Ils permettront à ce manufacturier de Nicolet de conquérir de nouveaux marchés auprès des manufacturiers d'armoires de cuisine et des ébénistes, ce qui devrait se traduire par une hausse de 50 % de son chiffre d'affaires d'ici 18 à 24 mois.

«Actuellement, on fabrique environ 1500 portes par jour et notre chiffre d'affaires est de 10 millions de dollars. Avec les nouveaux équipements, on a la capacité d'aller jusqu'à 4000 portes par jour. L'Ontario est le prochain marché à développer et il y a un chiffre d'affaires de cinq millions à aller chercher là», mentionne Guy Lacerte, président de l'entreprise familiale, rencontré hier à la suite d'une conférence de presse tenue dans les locaux de l'entreprise afin de souligner l'arrivée de ces équipements.
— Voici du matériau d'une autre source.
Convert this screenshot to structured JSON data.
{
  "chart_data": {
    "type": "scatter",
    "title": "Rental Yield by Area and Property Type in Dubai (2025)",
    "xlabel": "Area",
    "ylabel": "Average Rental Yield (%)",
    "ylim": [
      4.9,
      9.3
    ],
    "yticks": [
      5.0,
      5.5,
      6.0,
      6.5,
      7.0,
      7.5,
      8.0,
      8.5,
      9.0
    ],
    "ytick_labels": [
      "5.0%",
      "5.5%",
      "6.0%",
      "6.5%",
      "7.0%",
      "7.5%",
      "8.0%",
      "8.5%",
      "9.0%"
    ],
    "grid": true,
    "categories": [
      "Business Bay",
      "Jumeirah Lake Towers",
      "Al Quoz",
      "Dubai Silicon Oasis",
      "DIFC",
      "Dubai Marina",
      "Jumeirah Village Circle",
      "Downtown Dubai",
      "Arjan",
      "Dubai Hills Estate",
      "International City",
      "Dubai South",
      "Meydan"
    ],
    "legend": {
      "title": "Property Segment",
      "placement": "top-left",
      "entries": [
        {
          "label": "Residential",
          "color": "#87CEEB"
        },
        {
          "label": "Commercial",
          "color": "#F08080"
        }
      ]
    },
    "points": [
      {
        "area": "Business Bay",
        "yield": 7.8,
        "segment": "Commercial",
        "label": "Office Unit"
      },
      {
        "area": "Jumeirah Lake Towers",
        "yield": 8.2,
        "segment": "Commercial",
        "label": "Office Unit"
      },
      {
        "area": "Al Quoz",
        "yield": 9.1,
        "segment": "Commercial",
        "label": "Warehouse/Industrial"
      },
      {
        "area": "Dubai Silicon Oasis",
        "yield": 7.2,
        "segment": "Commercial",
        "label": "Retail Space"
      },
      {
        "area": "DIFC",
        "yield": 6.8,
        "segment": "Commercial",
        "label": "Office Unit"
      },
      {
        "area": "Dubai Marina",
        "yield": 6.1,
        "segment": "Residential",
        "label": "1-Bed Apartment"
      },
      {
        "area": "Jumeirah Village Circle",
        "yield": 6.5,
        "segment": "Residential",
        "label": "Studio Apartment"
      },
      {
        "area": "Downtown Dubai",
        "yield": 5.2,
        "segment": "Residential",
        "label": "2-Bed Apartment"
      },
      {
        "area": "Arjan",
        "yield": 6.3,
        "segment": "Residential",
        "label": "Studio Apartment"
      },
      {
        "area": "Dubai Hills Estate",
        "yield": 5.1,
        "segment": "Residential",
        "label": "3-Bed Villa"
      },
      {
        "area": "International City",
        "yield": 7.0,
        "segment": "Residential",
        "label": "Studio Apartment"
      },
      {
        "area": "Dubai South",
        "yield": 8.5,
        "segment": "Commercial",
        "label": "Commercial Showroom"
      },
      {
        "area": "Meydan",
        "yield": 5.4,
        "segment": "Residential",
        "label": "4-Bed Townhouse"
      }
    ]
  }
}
Thermoform pense également reprendre une part plus importante du marché américain. Il y a environ cinq ans, 70 % de la production prenait le chemin des États-Unis. La crise économique a fait en sorte que ce pourcentage a fondu comme neige au soleil.

«Aujourd'hui, le marché américain représente 10 % de nos ventes. Si on vise les 15 millions $ de chiffre d'affaires, c'est en raison du marché de l'Ontario, des États-Unis et aussi de l'arrivée de l'acrylique, un nouveau produit qui sera introduit en mars. Ce produit va s'ajouter au PVC comme finition.»

Le printemps sera aussi l'occasion pour l'entreprise d'utiliser un nouveau matériau, le WPC. Ce composé de bois et de polymère a des vertus qui enchantent Guy Lacerte. Le WPC devrait remplacer graduellement les panneaux de fibres de bois (MDF) actuellement à la base des portes et des composantes d'armoires.

«C'est un matériau vert: il est sans urée-formaldéhyde, il ne brûle pas, il est composé de matière recyclées, il est recyclable, il est imperméable. Notre produit sera parmi les plus verts sur le marché. On a déjà investi 150 000 $ pour des moules. On a un contrat d'exclusivité en Amérique du Nord. D'ici deux ou trois ans, si tout va comme prévu, le MDF sera abandonné.»

Ce matériau est cependant plus coûteux que le traditionnel MDF. Selon M. Lacerte, le jeu en vaut cependant la chandelle.

«Le matériau brut est 10 % plus cher. Mais en bout de ligne, si on n'a pas de rejet, car tout se récupère, on sauve 50 000 $ par année en frais de conteneurs, de disposition, etc. Sur le coût final, ce sera une hausse de 5 %. C'est là qui est notre questionnement. Est-ce que ça se vendra plus ou ça se vendra moins? Nous, on sent que l'intérêt est là. Des gens nous disent même qu'ils préfèrent attendre un peu pour avoir ça.»

Le président de la compagnie prévoit que l'utilisation de ce nouveau matériau saura séduire non seulement monsieur et madame Tout-le-monde, mais également les institutions publiques. En raison des normes très strictes imposées par les instances gouvernementales, la production de Thermoform pourrait se retrouver dans des bâtisses comme les hôpitaux.

Depuis l'arrivée des nouveaux équipements, Thermoform a embauché 10 personnes et compte maintenant 73 employés. Elle prévoit embaucher cinq travailleurs de plus au fil des prochains mois. Un programmeur est notamment recherché par la compagnie.